Der Bund hat der mitbeteiligten Partei Aufwendungen in der Höhe von S 12.860,-- binnen zwei Wochen bei sonstiger Exekution zu ersetzen.
Begründung
Die Mitbeteiligte, die einen Blumenhandel betreibt, wies in ihrer Einkommensteuererklärung für 1991 Einkünfte aus Vermietung und Verpachtung, aus Kapitalvermögen und aus Gewerbebetrieb aus. In der Bilanz zum 31. Dezember 1991, die den Abgabenerklärungen angeschlossen war, findet sich unter den Passiva (I. Kapital) eine Position "Leibrente Gärtnerei" in der Höhe von S 180.000,--. Die Veranlagung erfolgte erklärungsgemäß mit Bescheid vom 2. März 1993.

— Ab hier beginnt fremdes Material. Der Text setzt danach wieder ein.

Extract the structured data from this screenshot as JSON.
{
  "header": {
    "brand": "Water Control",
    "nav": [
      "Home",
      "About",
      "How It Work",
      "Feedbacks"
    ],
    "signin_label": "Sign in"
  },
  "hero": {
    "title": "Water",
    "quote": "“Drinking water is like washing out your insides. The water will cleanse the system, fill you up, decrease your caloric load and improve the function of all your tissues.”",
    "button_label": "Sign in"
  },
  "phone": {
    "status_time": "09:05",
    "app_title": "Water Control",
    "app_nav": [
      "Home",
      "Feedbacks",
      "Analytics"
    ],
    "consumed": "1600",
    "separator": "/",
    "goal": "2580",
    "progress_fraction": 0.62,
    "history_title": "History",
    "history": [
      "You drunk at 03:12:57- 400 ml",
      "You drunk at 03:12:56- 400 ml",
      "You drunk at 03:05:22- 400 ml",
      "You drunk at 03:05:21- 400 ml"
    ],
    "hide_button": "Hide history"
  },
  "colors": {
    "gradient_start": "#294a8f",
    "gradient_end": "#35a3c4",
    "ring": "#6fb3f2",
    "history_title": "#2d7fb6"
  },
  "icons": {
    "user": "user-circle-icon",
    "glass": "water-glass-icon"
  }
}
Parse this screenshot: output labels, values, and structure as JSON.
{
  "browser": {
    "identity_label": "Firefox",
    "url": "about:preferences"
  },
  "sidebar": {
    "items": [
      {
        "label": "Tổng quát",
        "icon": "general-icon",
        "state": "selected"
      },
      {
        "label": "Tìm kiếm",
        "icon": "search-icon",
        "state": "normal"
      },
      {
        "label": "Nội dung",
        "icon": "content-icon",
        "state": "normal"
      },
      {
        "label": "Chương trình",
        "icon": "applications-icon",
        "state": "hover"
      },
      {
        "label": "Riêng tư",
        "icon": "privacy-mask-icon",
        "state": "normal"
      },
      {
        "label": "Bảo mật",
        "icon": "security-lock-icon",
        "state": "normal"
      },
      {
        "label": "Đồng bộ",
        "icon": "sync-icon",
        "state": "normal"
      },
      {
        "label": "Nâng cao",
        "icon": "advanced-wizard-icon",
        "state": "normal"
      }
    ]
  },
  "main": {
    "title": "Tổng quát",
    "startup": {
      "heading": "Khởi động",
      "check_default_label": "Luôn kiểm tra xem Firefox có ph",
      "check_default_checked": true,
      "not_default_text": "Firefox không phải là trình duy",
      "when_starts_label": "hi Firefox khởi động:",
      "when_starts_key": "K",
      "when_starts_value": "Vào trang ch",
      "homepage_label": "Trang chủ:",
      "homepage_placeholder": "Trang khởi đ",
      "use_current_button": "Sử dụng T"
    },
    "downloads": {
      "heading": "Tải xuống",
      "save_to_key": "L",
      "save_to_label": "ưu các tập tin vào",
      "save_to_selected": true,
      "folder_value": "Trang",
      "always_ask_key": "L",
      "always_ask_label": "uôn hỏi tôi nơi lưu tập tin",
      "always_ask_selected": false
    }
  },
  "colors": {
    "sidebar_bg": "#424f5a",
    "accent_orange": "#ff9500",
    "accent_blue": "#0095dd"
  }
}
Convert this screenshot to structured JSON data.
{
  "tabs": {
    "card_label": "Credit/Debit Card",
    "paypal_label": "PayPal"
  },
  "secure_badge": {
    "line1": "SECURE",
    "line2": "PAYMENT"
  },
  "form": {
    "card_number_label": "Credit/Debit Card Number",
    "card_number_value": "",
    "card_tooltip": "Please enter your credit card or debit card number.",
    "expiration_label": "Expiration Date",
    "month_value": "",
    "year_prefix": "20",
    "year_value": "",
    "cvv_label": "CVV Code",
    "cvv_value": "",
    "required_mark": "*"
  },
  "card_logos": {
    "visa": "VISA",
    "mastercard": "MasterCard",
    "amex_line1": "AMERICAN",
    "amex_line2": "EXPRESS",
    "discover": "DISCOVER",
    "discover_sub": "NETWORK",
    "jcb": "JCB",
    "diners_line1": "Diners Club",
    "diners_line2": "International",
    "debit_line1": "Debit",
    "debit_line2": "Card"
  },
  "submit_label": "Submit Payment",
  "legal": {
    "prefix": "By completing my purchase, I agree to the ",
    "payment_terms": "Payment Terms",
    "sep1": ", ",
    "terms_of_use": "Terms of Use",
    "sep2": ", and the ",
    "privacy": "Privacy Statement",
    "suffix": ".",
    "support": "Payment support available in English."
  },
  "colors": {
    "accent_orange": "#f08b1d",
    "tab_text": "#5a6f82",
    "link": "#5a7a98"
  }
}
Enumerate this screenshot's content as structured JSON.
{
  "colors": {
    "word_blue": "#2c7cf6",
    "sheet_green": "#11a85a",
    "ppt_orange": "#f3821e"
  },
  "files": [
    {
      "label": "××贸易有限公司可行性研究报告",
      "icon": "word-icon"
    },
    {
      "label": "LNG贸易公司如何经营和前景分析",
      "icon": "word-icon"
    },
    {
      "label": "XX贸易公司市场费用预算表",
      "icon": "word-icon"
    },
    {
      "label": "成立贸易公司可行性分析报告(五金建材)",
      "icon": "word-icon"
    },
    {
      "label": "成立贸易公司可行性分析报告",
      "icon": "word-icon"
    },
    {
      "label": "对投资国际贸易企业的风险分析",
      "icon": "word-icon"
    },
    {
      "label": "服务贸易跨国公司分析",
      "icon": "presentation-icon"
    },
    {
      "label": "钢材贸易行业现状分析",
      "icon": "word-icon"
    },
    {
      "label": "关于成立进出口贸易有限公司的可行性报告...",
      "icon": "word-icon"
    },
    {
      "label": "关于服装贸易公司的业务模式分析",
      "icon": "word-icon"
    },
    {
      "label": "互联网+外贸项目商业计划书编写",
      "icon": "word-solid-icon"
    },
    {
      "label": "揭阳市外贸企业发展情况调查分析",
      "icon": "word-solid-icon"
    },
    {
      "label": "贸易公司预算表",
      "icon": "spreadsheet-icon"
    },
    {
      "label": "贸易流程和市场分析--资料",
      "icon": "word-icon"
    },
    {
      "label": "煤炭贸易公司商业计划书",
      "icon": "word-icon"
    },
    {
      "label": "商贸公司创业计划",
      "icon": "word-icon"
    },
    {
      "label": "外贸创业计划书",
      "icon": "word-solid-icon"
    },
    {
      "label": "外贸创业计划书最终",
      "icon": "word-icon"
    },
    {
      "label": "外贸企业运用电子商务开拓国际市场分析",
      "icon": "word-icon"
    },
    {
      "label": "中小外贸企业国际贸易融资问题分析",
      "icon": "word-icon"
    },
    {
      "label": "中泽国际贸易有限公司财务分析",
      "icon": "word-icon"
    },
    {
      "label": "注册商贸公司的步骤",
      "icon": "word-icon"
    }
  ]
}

Der steuerliche Vertreter der Mitbeteiligten richtete folgendes Schreiben vom 8. April 1993 an das Finanzamt:
"Im Zuge der Nachkontrolle des Einkommensteuerbescheides 1991 vom 2.3.1993 haben wir festgestellt, daß es irrtümlich unterblieben ist, die im Jahresabschluß ausgewiesene Unterhaltsrentenzahlung noch weiter zu erläutern.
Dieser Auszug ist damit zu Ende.